Care Partner Perspectives

Parkinson's disease Care partners

David M, care partner of 9 years for his husband, David

“You and your loved one are partners in caring for each other in ways that are equitable but not always equal. As a care partner, sometimes you’ll fill your loved one’s pitcher more than they’ll fill yours. Replenish your pitcher by doing things and being with people that you enjoy and who lift you up. It’s easier said than done when requests for your time and energy feel overwhelming, but caring for yourself allows you to provide the best care to your loved one.

“Recently, a care partner friend [told me] she’s been able to reduce her own stress and anxiety ‘by focusing on what is, not what if.’ I wish I’d learned early on to not panic. To focus on our life today rather than what might happen in the future.”

care partners smiling together

Jan K, care partner of 11 years for her husband, Ron

“Ron values me and loves me with all of his heart.

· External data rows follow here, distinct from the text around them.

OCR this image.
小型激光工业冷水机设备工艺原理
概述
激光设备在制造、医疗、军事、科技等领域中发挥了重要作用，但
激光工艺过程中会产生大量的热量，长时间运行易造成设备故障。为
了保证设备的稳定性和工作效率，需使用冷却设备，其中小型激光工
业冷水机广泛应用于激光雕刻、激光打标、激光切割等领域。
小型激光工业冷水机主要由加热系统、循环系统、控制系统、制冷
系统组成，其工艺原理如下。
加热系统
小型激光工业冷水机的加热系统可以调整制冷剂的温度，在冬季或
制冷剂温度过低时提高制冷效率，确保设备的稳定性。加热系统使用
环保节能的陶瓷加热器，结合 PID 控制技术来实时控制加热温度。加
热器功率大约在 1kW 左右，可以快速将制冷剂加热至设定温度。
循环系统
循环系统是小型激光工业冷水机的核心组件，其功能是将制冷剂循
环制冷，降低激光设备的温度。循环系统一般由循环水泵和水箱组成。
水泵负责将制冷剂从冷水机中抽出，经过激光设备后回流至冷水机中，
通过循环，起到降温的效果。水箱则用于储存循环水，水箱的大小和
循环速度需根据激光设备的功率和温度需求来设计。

He tells me so all the time. When you’re both healthy and living your life, sometimes that doesn’t come out. But Parkinson’s makes you appreciate each other so much more. And when he has down days, I say ‘Look, we’re still together. We still have our life.’ I remind him of everything that’s good and of all that we still have.

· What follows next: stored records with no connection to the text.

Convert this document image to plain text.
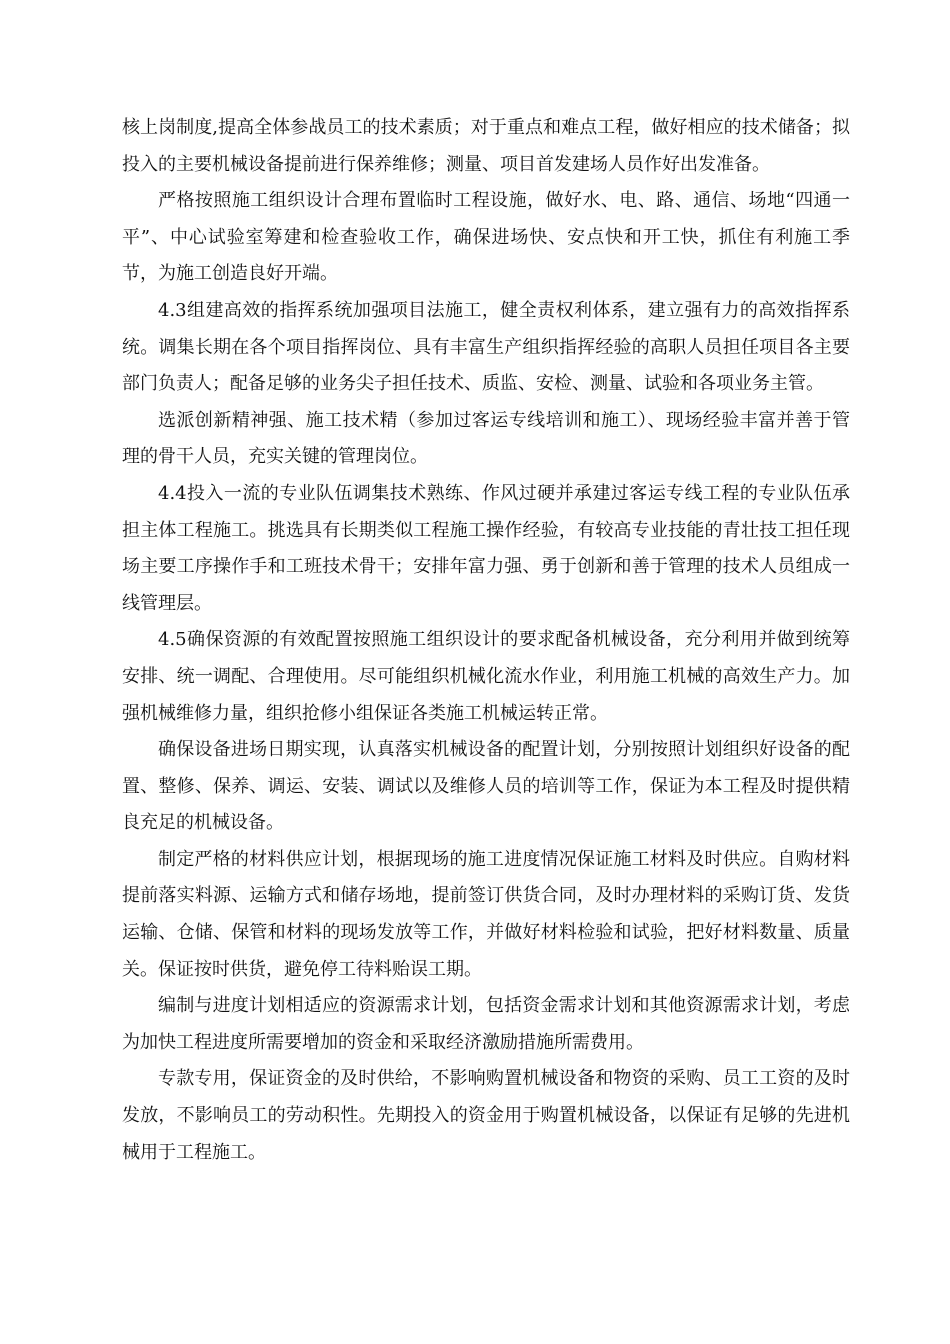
核上岗制度,提高全体参战员工的技术素质；对于重点和难点工程，做好相应的技术储备；拟投入的主要机械设备提前进行保养维修；测量、项目首发建场人员作好出发准备。

严格按照施工组织设计合理布置临时工程设施，做好水、电、路、通信、场地“四通一平”、中心试验室筹建和检查验收工作，确保进场快、安点快和开工快，抓住有利施工季节，为施工创造良好开端。

4.3组建高效的指挥系统加强项目法施工，健全责权利体系，建立强有力的高效指挥系统。调集长期在各个项目指挥岗位、具有丰富生产组织指挥经验的高职人员担任项目各主要部门负责人；配备足够的业务尖子担任技术、质监、安检、测量、试验和各项业务主管。

选派创新精神强、施工技术精（参加过客运专线培训和施工）、现场经验丰富并善于管理的骨干人员，充实关键的管理岗位。

4.4投入一流的专业队伍调集技术熟练、作风过硬并承建过客运专线工程的专业队伍承担主体工程施工。挑选具有长期类似工程施工操作经验，有较高专业技能的青壮技工担任现场主要工序操作手和工班技术骨干；安排年富力强、勇于创新和善于管理的技术人员组成一线管理层。

4.5确保资源的有效配置按照施工组织设计的要求配备机械设备，充分利用并做到统筹安排、统一调配、合理使用。尽可能组织机械化流水作业，利用施工机械的高效生产力。加强机械维修力量，组织抢修小组保证各类施工机械运转正常。

确保设备进场日期实现，认真落实机械设备的配置计划，分别按照计划组织好设备的配置、整修、保养、调运、安装、调试以及维修人员的培训等工作，保证为本工程及时提供精良充足的机械设备。

制定严格的材料供应计划，根据现场的施工进度情况保证施工材料及时供应。自购材料提前落实料源、运输方式和储存场地，提前签订供货合同，及时办理材料的采购订货、发货运输、仓储、保管和材料的现场发放等工作，并做好材料检验和试验，把好材料数量、质量关。保证按时供货，避免停工待料贻误工期。

编制与进度计划相适应的资源需求计划，包括资金需求计划和其他资源需求计划，考虑为加快工程进度所需要增加的资金和采取经济激励措施所需费用。

专款专用，保证资金的及时供给，不影响购置机械设备和物资的采购、员工工资的及时发放，不影响员工的劳动积性。先期投入的资金用于购置机械设备，以保证有足够的先进机械用于工程施工。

“It’s important as a care partner to do something for yourself every single day. I take a 45-minute walk with my dog every morning. I do yardwork. These are things that I do for myself. You need to make sure you’re fulfilled.”

Patient and her care advocate

Gretchen H, healthcare advocate of 15 years for her mother, Carol

“I was 27 when my mom was diagnosed. Shortly thereafter, my family went to a PMD Alliance conference. I was expecting people my parents’ age, but then I found myself at a table full of people like me—young people with kids and full-time jobs—and they just got it. I learned so much by watching their behavior: they were letting their parents make their own decisions, even if they didn’t agree with them. And I realized that giving my parents autonomy would be better for all of us.

“My mom always says that Parkinson’s is like a gift she received. Before her diagnosis, she lived in this hurried state. And Parkinson’s not only forced her to slow down physically, but also to realize how important time is.

“My advice to other care partners is to be patient—both with yourself and with your loved one. Because there’s no one right answer. Everyone’s journey is different. And if you can be patient and try not to make someone else’s journey your journey, it’ll serve you well.”